LOS PITAGÓRICOS

(Contexto)

Tras la muerte de Sócrates, en la que no estuvo presente Platón por encontrarse enfermo, Platón viaja por el Mediterráneo. En Egipto conoce su religión y sus mitos, y después, trasladándose a la Magna Grecia asimilará la doctrina pitagórica y desarrollará una sólida amistad con Arquitas de Tarento. Compra además tres obras de Filolao, pagando por ellas un precio considerable. Con todo ello adquiere un amplio y profundo conocimiento del pitagorismo, que influirá decisivamente en su pensamiento. Exponemos a continuación algunas tesis platónicas que han recibido influjo del pitagorismo:

La teoría sobre el alma: Como en el pitagorismo, para Platón el alma es una entidad espiritual independiente del cuerpo, que es material. El alma es inmortal, preexiste y transmigra de cuerpo en cuerpo. Es responsabilidad de cada uno lograr la purificación del alma a través del control del cuerpo y de las pasiones, pero, sobre todo, con la dedicación al estudio, a las matemáticas y a la música.

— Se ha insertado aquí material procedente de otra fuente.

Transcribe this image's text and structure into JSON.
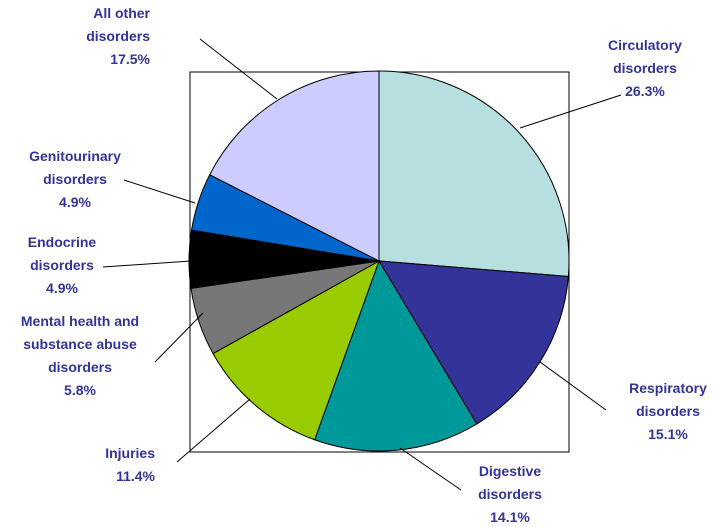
{
  "chart_data": {
    "type": "pie",
    "title": "",
    "slices": [
      {
        "name_lines": [
          "Circulatory",
          "disorders"
        ],
        "percent_label": "26.3%",
        "value": 26.3,
        "color": "#b8dfe0"
      },
      {
        "name_lines": [
          "Respiratory",
          "disorders"
        ],
        "percent_label": "15.1%",
        "value": 15.1,
        "color": "#333399"
      },
      {
        "name_lines": [
          "Digestive",
          "disorders"
        ],
        "percent_label": "14.1%",
        "value": 14.1,
        "color": "#009999"
      },
      {
        "name_lines": [
          "Injuries"
        ],
        "percent_label": "11.4%",
        "value": 11.4,
        "color": "#99cc00"
      },
      {
        "name_lines": [
          "Mental health and",
          "substance abuse",
          "disorders"
        ],
        "percent_label": "5.8%",
        "value": 5.8,
        "color": "#777777"
      },
      {
        "name_lines": [
          "Endocrine",
          "disorders"
        ],
        "percent_label": "4.9%",
        "value": 4.9,
        "color": "#000000"
      },
      {
        "name_lines": [
          "Genitourinary",
          "disorders"
        ],
        "percent_label": "4.9%",
        "value": 4.9,
        "color": "#0066cc"
      },
      {
        "name_lines": [
          "All other",
          "disorders"
        ],
        "percent_label": "17.5%",
        "value": 17.5,
        "color": "#ccccff"
      }
    ],
    "label_color": "#333399",
    "start": "12 o'clock, clockwise",
    "legend": "none"
  }
}
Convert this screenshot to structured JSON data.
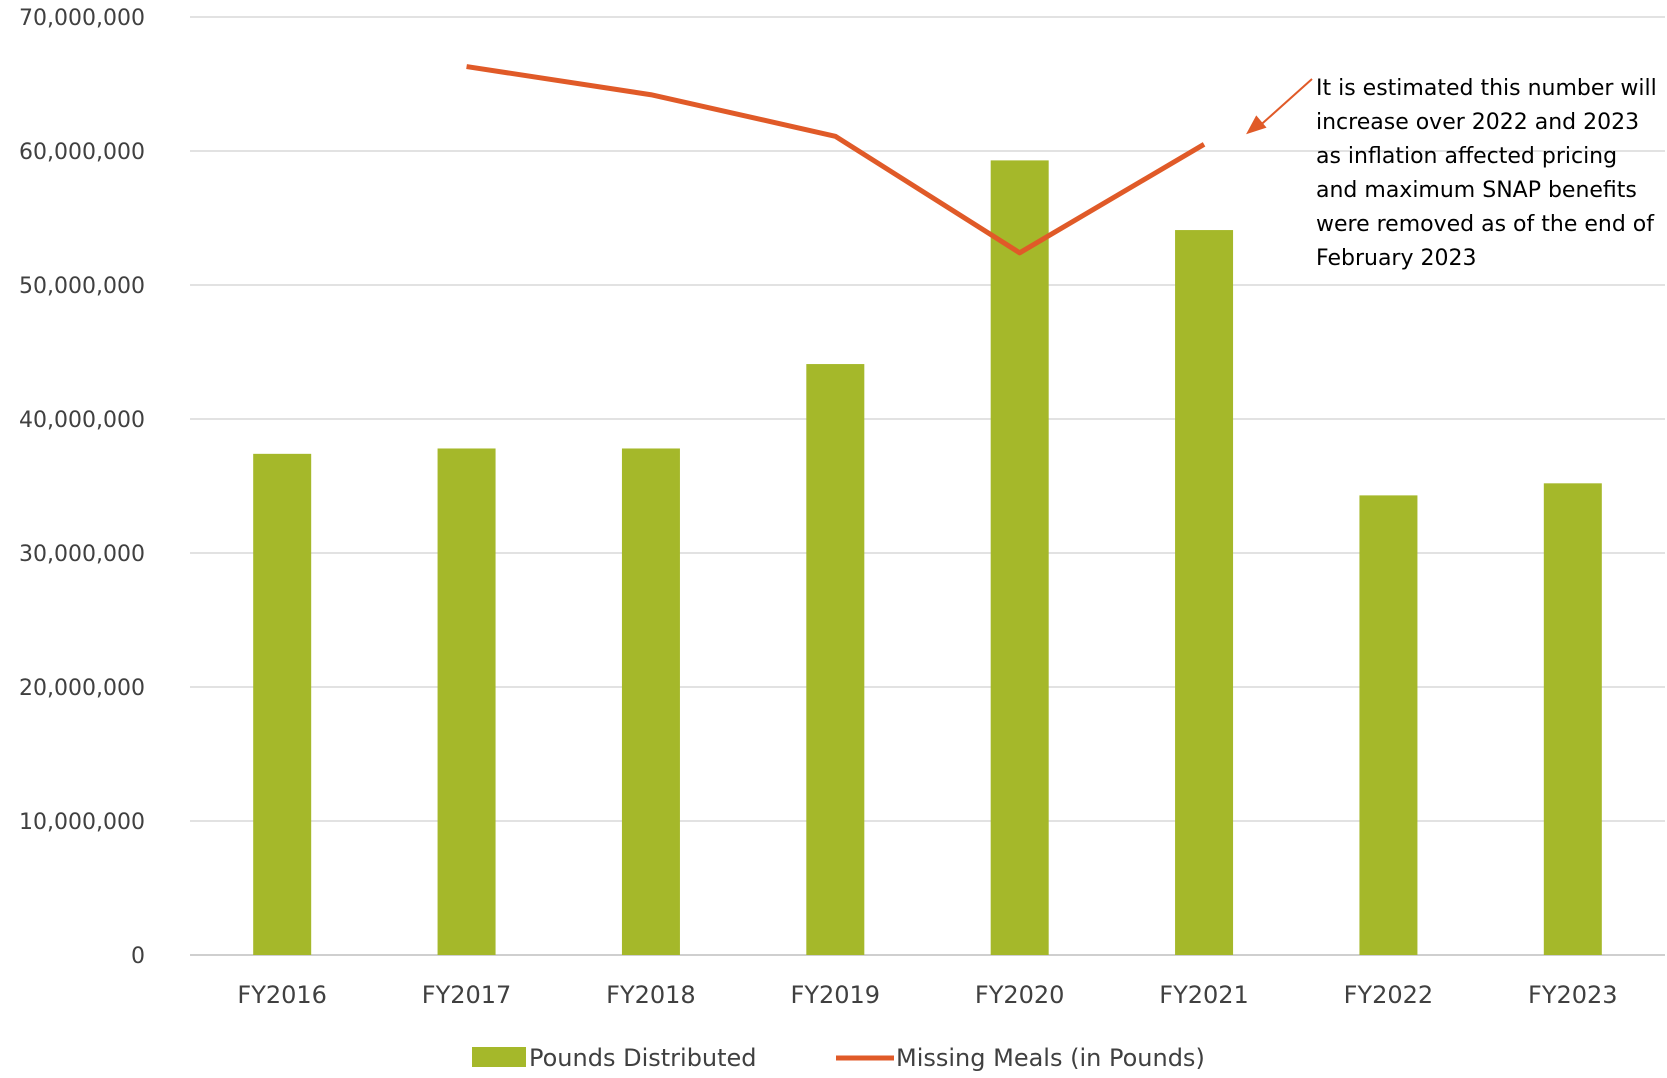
{
  "chart_data": {
    "type": "bar",
    "categories": [
      "FY2016",
      "FY2017",
      "FY2018",
      "FY2019",
      "FY2020",
      "FY2021",
      "FY2022",
      "FY2023"
    ],
    "series": [
      {
        "name": "Pounds Distributed",
        "type": "bar",
        "color": "#A5B82A",
        "values": [
          37400000,
          37800000,
          37800000,
          44100000,
          59300000,
          54100000,
          34300000,
          35200000
        ]
      },
      {
        "name": "Missing Meals (in Pounds)",
        "type": "line",
        "color": "#E05A28",
        "values": [
          null,
          66300000,
          64200000,
          61100000,
          52400000,
          60500000,
          null,
          null
        ]
      }
    ],
    "ylim": [
      0,
      70000000
    ],
    "yticks": [
      0,
      10000000,
      20000000,
      30000000,
      40000000,
      50000000,
      60000000,
      70000000
    ],
    "ytick_labels": [
      "0",
      "10,000,000",
      "20,000,000",
      "30,000,000",
      "40,000,000",
      "50,000,000",
      "60,000,000",
      "70,000,000"
    ],
    "grid": true,
    "legend_position": "bottom",
    "annotation": {
      "text": "It is estimated this number will increase over 2022 and 2023 as inflation affected pricing and maximum SNAP benefits were removed as of the end of February 2023",
      "points_to_category": "FY2021",
      "color": "#E05A28"
    },
    "gridline_color": "#D9D9D9",
    "axis_color": "#BFBFBF"
  }
}
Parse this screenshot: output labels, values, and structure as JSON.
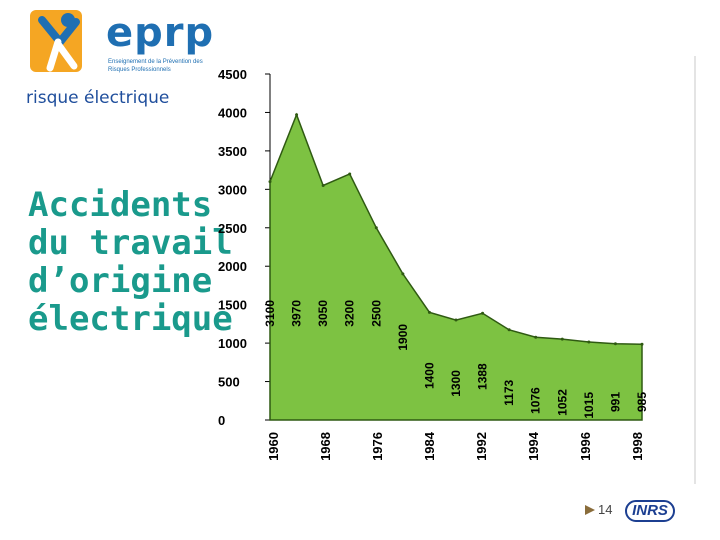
{
  "brand": {
    "logo_text": "eprp",
    "logo_tagline": "Enseignement de la Prévention des Risques Professionnels",
    "partner": "INRS"
  },
  "header": {
    "subtitle": "risque électrique"
  },
  "title_lines": [
    "Accidents",
    "du travail",
    "d’origine",
    "électrique"
  ],
  "footer": {
    "page_number": "14"
  },
  "colors": {
    "area_fill": "#7dc242",
    "area_stroke": "#2f5a12",
    "title": "#1a9a8c",
    "subtitle": "#1f4e9c",
    "brand_blue": "#1f6fb2",
    "brand_orange": "#f5a623"
  },
  "chart_data": {
    "type": "area",
    "title": "",
    "xlabel": "",
    "ylabel": "",
    "ylim": [
      0,
      4500
    ],
    "yticks": [
      "0",
      "500",
      "1000",
      "1500",
      "2000",
      "2500",
      "3000",
      "3500",
      "4000",
      "4500"
    ],
    "x_tick_labels": [
      "1960",
      "1968",
      "1976",
      "1984",
      "1992",
      "1994",
      "1996",
      "1998"
    ],
    "points": [
      {
        "value": 3100,
        "label": "3100"
      },
      {
        "value": 3970,
        "label": "3970"
      },
      {
        "value": 3050,
        "label": "3050"
      },
      {
        "value": 3200,
        "label": "3200"
      },
      {
        "value": 2500,
        "label": "2500"
      },
      {
        "value": 1900,
        "label": "1900"
      },
      {
        "value": 1400,
        "label": "1400"
      },
      {
        "value": 1300,
        "label": "1300"
      },
      {
        "value": 1388,
        "label": "1388"
      },
      {
        "value": 1173,
        "label": "1173"
      },
      {
        "value": 1076,
        "label": "1076"
      },
      {
        "value": 1052,
        "label": "1052"
      },
      {
        "value": 1015,
        "label": "1015"
      },
      {
        "value": 991,
        "label": "991"
      },
      {
        "value": 985,
        "label": "985"
      }
    ],
    "grid": false
  }
}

Platón, en el Diálogo República capítulo VII, texto objeto de nuestro comentario, sitúa estas asignaturas (artes o τέχνη) previas al estudio de la Dialéctica. La orientación general de Platón es similar a la de los pitagóricos. El alma se purifica y accede al mundo de las ideas mediante el dominio del cuerpo y la dedicación a la Sabiduría, fundamentalmente a la Dialéctica o ciencia de las ideas.

En el Timeo, Platón recoge la física pitagórica interpretando que los números y las figuras geométricas son la estructura o forma de los cuerpos. La estructura del cosmos es matemática. La orientación general de la ética platónica es similar a la de los pitagóricos. El alma debe separarse del cuerpo y de lo material para volver a su origen, el mundo celeste o de las ideas.

Como los pitagóricos, la orientación política de Platón es autoritaria. Sólo los sabios o filósofos conocen la verdad y han contemplado el Bien, por tanto, son los únicos que pueden organizar y orientar la vida de la ciudad–estado. La opinión mayoritaria del pueblo, manifestada en las asambleas, no es la verdad, ni el Bien. Si se asume como orientación política, se dará origen a un régimen demagógico.

Como hemos visto, en Platón los influjos del pitagorismo son numerosos y profundos.